Google Genkit 2 0 Firebase Ai Developer Guide 2026

Evidence notes document the bounded local or source-based checks behind an Effloow article. They are not product endorsements, legal advice, or benchmark claims.

Date: 2026-05-27 Content track: sandbox-poc Slug: google-genkit-2-0-firebase-ai-developer-guide-2026

Goal

Verify that the current Genkit TypeScript packages can expose a typed local tool through the Genkit MCP plugin and that a real MCP client can discover and call that tool without API keys or Google Cloud credentials.

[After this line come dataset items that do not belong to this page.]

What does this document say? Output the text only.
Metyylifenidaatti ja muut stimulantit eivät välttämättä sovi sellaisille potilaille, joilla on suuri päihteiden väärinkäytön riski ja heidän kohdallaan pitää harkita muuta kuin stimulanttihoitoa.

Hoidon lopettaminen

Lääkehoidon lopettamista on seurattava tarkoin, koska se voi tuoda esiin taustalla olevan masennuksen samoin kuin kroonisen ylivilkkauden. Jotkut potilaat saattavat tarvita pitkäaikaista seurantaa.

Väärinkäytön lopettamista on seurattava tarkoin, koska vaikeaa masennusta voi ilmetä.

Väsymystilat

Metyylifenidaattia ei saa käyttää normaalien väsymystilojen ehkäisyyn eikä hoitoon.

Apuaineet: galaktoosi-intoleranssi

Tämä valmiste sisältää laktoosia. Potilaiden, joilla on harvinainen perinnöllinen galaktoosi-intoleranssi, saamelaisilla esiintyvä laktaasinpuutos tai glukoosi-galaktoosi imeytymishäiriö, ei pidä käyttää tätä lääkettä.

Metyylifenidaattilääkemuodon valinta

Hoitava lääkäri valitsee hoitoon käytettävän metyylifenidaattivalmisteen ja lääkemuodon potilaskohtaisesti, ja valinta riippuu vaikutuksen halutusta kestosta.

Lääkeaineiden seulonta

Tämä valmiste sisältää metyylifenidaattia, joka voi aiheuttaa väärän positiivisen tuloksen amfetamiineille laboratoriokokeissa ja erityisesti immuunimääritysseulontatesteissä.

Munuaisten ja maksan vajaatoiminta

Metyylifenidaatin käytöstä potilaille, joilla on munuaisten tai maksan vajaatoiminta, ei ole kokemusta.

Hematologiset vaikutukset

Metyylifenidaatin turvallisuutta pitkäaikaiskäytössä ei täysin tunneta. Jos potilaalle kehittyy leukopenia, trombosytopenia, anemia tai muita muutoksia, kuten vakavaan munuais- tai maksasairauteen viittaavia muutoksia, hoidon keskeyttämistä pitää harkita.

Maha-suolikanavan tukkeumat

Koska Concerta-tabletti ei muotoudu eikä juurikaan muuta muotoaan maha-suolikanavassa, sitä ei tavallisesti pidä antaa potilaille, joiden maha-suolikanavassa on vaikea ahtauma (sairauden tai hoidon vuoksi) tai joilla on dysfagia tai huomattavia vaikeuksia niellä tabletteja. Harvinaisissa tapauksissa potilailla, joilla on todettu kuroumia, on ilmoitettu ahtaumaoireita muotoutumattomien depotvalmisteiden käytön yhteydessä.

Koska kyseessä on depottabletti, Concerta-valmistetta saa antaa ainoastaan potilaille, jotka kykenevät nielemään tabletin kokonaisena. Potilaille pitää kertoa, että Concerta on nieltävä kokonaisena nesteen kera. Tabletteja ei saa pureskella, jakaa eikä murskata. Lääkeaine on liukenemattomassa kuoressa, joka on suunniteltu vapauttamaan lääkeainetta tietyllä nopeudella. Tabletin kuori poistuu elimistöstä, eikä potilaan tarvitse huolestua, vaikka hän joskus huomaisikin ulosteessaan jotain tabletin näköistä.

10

The backlog topic mentions Cloud Run, but this run intentionally stayed local. Cloud Run deployment requires a Google Cloud project, billing, credentials, and Secret Manager setup. No Cloud Run deployment or Cloud Trace screenshot was produced in this sandbox.

Environment

Host: macOS Darwin 24.6.0 arm64
Node.js: v25.9.0
npm: 11.12.1
Sandbox: /tmp/effloow-genkit-mcp-poc
Secrets: none
Date: 2026-05-27 Asia/Tokyo

Version checks

npm view genkit version
npm view @genkit-ai/mcp version
npm view @modelcontextprotocol/sdk version

Output:

genkit: 1.35.0
@genkit-ai/mcp: 1.35.0
@modelcontextprotocol/sdk: 1.29.0

Dist tags checked:

genkit latest: 1.35.0
genkit next: 1.33.0-rc.1
@genkit-ai/mcp latest: 1.35.0
@genkit-ai/mcp next: 1.33.0-rc.1

Commands run

mkdir -p /tmp/effloow-genkit-mcp-poc/src
cd /tmp/effloow-genkit-mcp-poc
npm init -y
npm install genkit@1.35.0 @genkit-ai/mcp@1.35.0 @modelcontextprotocol/sdk@1.29.0 typescript@latest tsx@latest
npm run build
npx tsx src/test-client.ts
npm audit --omit=dev --audit-level=high

Install issues and recovery

First install attempt failed because the local npm cache had a missing cached object:

npm error code ENOENT
npm error enoent Invalid response body while trying to fetch https://registry.npmjs.org/typescript

Recovery command:

npm cache verify

Output:

Cache verified and compressed (~/.npm/_cacache)
Content verified: 25318 (10318517489 bytes)
Content garbage-collected: 3869 (3381348125 bytes)
Index entries: 32333
Finished in 32.699s

Second install attempt with @modelcontextprotocol/sdk@1.21.2 failed because @genkit-ai/mcp@1.35.0 requires @modelcontextprotocol/sdk@^1.29.0:

npm error ERESOLVE unable to resolve dependency tree
peer @modelcontextprotocol/sdk@"^1.29.0" from @genkit-ai/mcp@1.35.0

Installing with @modelcontextprotocol/sdk@1.29.0 succeeded:

added 490 packages, and audited 491 packages in 15s
23 vulnerabilities (16 moderate, 7 high)

Minimal Genkit MCP server

The sandbox defined one Genkit tool and one Genkit prompt, then exposed the Genkit instance with createMcpServer.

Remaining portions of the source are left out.